Run each prompt with the recommended system prompt. Each should yield the
artifact named, in the right shape.

| # | Prompt | Expect |
|---|--------|--------|
| 1 | "Draft the Incident Management section of an SDD for a greenfield ITSM implementation. Include assignment rules and SLA design." | SDD section: architecture/process, assignment rules (condition/action/order), SLA table |
| 2 | "Extract structured requirements (id, category, priority, target phase, success metric) from: 'We need to replace email-based access requests with a catalog item routed for manager approval.'" | Tabular/structured requirements with priorities & metrics |
| 3 | "Write a test case for the story: 'Restrict the Assignment Group field on incidents to groups with the itil role.'" | Test case: pre-conditions, steps, expected results, pass/fail |
| 4 | "We are migrating CMDB to CSDM. Produce the foundation-data load sequence and the CI classes involved." | CSDM/CMDB sequence, classes (cmdb_ci_*), foundation order |
| 5 | "Validate this requirement against best practice and list follow-up questions: 'All incidents must auto-close after 3 days.'" | Critique + concrete follow-up questions + risks |

### Pass criteria
At least **4 of 5** produce the correct artifact type with ServiceNow-specific,
implementation-grade content (not generic ITSM prose).

---

## Test 3 β€” Quantitative: base vs marvy on the held-out test set

This is the strongest signal.
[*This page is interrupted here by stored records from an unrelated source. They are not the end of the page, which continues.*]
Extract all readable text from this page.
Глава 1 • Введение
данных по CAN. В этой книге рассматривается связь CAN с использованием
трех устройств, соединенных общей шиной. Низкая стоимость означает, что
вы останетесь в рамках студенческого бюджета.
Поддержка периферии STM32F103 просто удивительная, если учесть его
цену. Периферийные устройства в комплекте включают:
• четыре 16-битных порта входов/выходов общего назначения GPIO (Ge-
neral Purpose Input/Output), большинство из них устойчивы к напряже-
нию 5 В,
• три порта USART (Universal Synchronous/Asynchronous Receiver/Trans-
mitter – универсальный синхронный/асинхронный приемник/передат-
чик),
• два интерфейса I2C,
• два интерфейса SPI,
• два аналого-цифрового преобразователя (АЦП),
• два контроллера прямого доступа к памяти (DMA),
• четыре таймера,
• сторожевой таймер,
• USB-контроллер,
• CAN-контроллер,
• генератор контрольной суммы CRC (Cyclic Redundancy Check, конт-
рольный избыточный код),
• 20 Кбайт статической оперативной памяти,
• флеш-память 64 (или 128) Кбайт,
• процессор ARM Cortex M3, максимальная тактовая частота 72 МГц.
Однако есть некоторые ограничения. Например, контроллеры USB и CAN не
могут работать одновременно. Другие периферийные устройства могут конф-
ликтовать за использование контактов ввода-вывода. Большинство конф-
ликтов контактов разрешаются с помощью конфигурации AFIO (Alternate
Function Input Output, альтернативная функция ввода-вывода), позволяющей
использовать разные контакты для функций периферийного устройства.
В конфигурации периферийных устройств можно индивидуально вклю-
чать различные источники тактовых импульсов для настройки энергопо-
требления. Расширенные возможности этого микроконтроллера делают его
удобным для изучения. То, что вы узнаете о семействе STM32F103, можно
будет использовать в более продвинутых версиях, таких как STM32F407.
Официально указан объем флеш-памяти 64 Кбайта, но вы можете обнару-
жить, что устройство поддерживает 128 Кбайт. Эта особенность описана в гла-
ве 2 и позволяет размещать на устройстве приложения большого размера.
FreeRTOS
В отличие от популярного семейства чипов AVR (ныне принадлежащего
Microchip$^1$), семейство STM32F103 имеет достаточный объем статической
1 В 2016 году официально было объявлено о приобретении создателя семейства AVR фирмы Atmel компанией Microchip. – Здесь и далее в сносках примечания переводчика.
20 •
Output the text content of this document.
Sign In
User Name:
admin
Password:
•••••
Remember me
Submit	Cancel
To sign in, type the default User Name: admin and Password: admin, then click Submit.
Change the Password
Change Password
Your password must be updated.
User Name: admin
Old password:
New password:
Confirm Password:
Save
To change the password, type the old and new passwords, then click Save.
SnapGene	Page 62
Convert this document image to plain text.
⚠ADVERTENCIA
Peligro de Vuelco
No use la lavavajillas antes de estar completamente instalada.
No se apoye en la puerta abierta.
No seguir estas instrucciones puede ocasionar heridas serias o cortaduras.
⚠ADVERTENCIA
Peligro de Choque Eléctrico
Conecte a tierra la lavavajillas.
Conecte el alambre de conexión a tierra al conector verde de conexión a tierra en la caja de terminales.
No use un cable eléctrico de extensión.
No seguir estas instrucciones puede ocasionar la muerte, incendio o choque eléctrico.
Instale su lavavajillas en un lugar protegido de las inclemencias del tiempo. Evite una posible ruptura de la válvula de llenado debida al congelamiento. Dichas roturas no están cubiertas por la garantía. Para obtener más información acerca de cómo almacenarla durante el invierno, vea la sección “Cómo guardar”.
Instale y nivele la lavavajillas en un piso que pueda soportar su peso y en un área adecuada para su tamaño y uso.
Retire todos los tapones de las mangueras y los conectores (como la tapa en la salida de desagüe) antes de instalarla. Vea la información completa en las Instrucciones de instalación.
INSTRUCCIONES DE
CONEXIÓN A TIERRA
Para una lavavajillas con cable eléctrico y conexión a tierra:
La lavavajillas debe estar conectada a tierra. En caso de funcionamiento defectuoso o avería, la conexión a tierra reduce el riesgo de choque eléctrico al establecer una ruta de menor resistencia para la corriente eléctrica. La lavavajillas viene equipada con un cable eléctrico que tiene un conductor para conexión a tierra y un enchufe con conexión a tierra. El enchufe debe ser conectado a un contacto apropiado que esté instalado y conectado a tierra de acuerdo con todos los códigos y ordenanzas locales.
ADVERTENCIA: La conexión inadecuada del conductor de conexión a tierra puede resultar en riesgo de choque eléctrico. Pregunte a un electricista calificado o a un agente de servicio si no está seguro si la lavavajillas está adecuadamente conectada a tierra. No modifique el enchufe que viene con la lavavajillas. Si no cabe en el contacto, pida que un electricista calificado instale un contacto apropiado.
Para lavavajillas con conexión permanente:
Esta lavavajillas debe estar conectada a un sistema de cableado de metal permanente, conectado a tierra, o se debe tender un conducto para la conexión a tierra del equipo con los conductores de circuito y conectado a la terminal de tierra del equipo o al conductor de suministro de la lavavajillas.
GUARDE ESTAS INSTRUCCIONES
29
The test split is **customer-disjoint** β€” two
customers that never appear in training or validation β€” so it measures
generalization, not memorization.

### With the MLX training kit (in the source repo)

```bash
cd training

# marvy (fine-tuned adapter on the base)
python -m mlx_lm lora \
  --model mlx-community/Qwen2.5-14B-Instruct-4bit \
  --adapter-path train/adapters \
  --data train/data --test --test-batches 50
# -> Test loss 2.573, Test ppl 13.107   (lower is better)

# base (no adapter) for comparison
python -m mlx_lm lora \
  --model mlx-community/Qwen2.5-14B-Instruct-4bit \
  --data train/data --test --test-batches 50
# -> expect a HIGHER loss/ppl than marvy
```

### Pass criteria
- [ ] marvy's **test perplexity is meaningfully lower** than the base on the
      same held-out split.
- [ ] No data leakage: the test customers (`Customer-CHEM-01`,
      `Customer-FININST-01`) are absent from `train.jsonl` / `valid.jsonl`.

> Reference result for this release: **test loss 2.573 / ppl 13.107** on 50
> batches of the project-disjoint test split (two sequences >2048 tokens are
> truncated by the eval harness, so this is a slight upper bound).

---

## Interpreting results

| Symptom | Likely cause | Action |
|---|---|---|
| Generic ITSM prose, no ServiceNow specifics | wrong/short system prompt | use the full recommended system prompt; temp 0.3–0.5 |
| Rambling, no artifact structure | temperature too high | lower to 0.3–0.4 |
| Invents `sys_id`s / plugin IDs | expected limitation | verify against a real instance; never trust IDs blindly |
| marvy ppl β‰ˆ base ppl | adapter not applied / wrong checkpoint | confirm `--adapter-path` points at the trained adapter (iter-150) |

marvy-1-14B is a first-draft assistant. All output must be reviewed by a qualified
ServiceNow consultant before client delivery or production configuration.